握着木棒,饶絮尽力平复因为害怕而起伏的心绪,急促的呼吸也渐渐平缓下来,她拖着衣服和木盆打算慢慢离开这地方。
“呼啦”一声,草丛里的动静更大。
饶絮睁大着眼,心脏砰砰跳,不假思索的往后连退了三四步,冰凉的河水瞬间打湿鞋底,险些栽倒在河里。
“饶,饶娘子——”
草丛里忽然传来人声,听起来还分外熟悉。
饶絮怔住,手里的棍子横档在胸前,“你是谁?待在那里做什么?”
李怀泽灰头土脸的从草丛里出来,一面拍身上的草木叶子一面神情尴尬的看着饶絮,书上还拿着一卷书。

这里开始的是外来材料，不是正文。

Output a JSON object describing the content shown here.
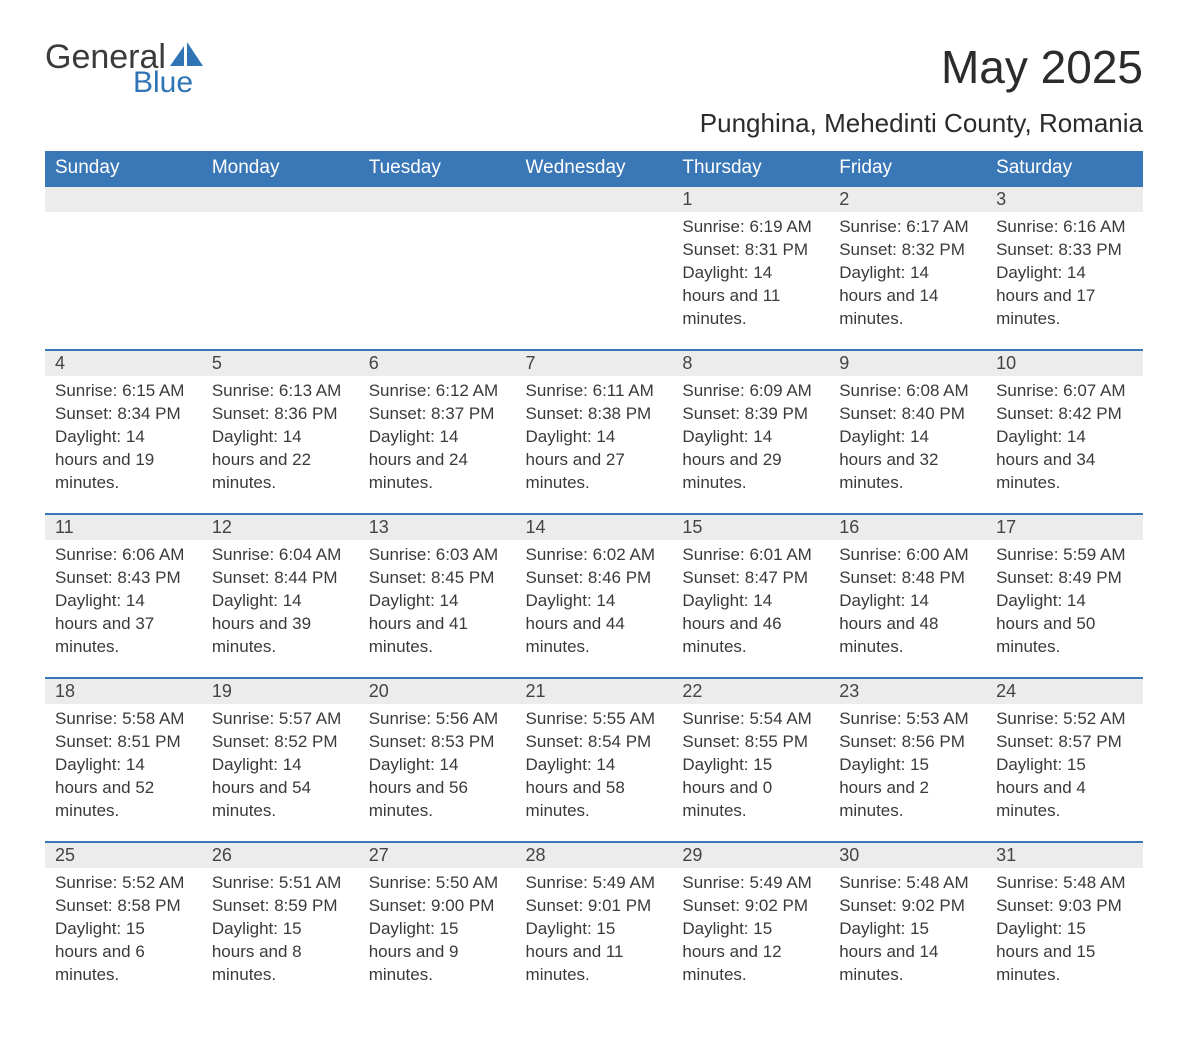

“我方才在这里看书,看得太入迷了没注意,实在是对不住,吓到你了。”
饶絮松了口气,刚要开口就想到什么,登时也尴尬起来,她弯下腰拽着衣服在河里胡乱搅和了两圈洗去脏污,也不拧干湿漉漉的放回盆里,抱着就要走。
“没事,你继续看书吧,我先回去了。”
李怀泽伸着手诶了声,后知后觉地想起她刚才对朱媒婆说的那些话,字字尖锐却句句在理,连素来嘴皮子利索又难缠的朱氏也没话反驳,只能败退而走。